The Wilderness Society revealed on February 23 that the Queensland Department of Minerals and Energy is pushing for 10,000 hectares of Starcke to be gazetted as a mining reserve. The 225,000 hectare wilderness area was acquired the day before from controversial north Queensland developer George Quaid.

When Premier Wayne Goss introduced the Starcke Acquisition Bill in September 1993, he told state parliament: “This legislation will ensure that this important piece of coastal land will be protected from both overseas sale and inappropriate development ... we believe that the purchase of this land will add significantly to our National Park estate.”

The proposed mining reserve includes the northern half of the rugged Starcke Range and the country draining into the largest mangrove area between Cairns and the northern tip of Starcke.

“So much is at risk if the government takes this dangerous proposal seriously”, said Greg Sargent, spokesperson for the Wilderness Society.

“The streams that drain northward from the Starcke Range through the proposed mining reserve are flanked by remnant rainforests. The mangrove forests those streams feed contain some of the tallest specimens in Cape York. It is little wonder this wild wetland has been included on the Register of the National Estate.

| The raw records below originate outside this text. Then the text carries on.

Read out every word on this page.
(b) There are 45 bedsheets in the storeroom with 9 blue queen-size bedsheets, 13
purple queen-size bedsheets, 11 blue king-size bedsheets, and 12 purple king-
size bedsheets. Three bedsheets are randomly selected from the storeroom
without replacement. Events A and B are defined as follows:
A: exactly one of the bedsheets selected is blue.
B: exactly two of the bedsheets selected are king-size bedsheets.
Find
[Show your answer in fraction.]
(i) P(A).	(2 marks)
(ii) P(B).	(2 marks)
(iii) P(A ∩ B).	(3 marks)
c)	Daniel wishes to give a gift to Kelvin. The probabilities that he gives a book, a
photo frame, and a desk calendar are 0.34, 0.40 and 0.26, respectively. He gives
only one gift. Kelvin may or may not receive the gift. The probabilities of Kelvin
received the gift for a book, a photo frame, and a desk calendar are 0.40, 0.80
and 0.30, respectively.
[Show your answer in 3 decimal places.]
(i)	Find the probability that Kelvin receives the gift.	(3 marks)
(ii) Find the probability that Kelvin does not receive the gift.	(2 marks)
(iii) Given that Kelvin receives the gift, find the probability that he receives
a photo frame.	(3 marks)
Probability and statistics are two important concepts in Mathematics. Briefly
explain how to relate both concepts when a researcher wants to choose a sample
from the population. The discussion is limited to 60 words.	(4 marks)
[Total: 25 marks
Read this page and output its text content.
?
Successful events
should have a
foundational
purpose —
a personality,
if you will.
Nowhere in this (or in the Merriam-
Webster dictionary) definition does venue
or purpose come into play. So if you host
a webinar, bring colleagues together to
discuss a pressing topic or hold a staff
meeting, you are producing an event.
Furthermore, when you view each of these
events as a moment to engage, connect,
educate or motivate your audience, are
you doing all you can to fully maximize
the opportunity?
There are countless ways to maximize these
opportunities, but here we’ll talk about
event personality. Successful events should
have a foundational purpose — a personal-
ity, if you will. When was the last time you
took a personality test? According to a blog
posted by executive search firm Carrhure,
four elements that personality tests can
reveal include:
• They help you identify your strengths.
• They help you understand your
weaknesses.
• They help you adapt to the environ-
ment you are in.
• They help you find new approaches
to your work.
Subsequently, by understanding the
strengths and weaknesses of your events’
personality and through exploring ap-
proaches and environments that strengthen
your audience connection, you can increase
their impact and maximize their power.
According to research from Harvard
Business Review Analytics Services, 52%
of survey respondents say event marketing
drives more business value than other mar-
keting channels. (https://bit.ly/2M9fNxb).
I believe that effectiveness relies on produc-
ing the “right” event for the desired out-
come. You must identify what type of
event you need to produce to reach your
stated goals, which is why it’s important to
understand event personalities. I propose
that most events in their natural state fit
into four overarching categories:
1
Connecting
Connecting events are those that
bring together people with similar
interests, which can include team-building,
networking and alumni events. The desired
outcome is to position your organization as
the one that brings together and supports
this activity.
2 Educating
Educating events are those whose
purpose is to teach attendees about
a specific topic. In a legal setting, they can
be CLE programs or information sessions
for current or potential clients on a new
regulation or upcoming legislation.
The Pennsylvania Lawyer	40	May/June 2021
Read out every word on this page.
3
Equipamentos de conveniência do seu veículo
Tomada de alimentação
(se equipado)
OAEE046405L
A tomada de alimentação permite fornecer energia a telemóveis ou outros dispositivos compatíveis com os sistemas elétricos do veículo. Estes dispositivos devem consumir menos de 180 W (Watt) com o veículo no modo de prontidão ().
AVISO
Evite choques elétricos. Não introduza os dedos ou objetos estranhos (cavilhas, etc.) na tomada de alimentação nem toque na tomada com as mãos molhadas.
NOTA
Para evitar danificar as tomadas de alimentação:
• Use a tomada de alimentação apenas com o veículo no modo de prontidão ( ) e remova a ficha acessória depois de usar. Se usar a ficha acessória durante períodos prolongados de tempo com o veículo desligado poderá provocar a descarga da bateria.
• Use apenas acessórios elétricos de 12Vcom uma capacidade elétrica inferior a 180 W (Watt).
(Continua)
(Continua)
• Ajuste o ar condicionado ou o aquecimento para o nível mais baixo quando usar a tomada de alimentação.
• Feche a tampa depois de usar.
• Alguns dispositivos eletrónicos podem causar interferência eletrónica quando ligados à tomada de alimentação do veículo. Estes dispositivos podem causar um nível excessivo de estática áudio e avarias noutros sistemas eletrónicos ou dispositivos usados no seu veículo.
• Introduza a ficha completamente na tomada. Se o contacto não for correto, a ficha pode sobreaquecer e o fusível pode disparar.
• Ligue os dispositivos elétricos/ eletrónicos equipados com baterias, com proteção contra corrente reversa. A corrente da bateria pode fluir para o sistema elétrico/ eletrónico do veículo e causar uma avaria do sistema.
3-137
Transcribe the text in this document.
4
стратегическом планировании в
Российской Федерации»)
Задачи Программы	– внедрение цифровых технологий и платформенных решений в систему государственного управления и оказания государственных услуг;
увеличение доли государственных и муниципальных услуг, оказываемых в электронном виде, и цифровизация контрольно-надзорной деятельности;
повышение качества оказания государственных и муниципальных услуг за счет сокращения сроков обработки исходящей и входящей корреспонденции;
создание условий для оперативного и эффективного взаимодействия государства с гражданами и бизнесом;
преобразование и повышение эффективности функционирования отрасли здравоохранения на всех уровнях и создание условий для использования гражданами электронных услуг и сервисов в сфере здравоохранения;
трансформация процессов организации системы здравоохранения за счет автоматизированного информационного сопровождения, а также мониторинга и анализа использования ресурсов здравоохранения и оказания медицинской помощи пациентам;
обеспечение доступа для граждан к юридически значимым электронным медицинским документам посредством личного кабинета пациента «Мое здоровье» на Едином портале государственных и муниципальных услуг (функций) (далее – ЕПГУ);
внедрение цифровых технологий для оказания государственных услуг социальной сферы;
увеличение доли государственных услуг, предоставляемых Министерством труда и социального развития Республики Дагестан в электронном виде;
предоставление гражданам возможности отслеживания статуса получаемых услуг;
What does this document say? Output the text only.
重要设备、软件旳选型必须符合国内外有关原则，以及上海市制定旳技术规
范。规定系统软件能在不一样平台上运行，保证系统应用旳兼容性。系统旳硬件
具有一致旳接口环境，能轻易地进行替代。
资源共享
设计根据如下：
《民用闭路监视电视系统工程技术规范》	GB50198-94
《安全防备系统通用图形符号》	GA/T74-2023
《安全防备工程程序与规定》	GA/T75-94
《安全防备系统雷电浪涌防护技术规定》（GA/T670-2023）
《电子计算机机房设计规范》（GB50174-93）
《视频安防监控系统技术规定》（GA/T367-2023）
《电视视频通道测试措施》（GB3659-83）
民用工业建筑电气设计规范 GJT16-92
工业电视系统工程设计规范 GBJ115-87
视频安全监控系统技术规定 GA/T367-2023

“But even more precious is the seagrass pasture that lies offshore. It is the refuge for the largest population of dugong [an internationally threatened marine mammal] left on the planet. If Starcke is mined, what are their chances of survival?

“We believe that the Department of Minerals and Energy has introduced the mining reserve as a hard-hearted bargaining point in the negotiations currently under way between the Queensland government and the traditional Aboriginal owners of Starcke. If they do not agree to this obscene proposal, they may not get other traditional land returned to them as Aboriginal freehold.”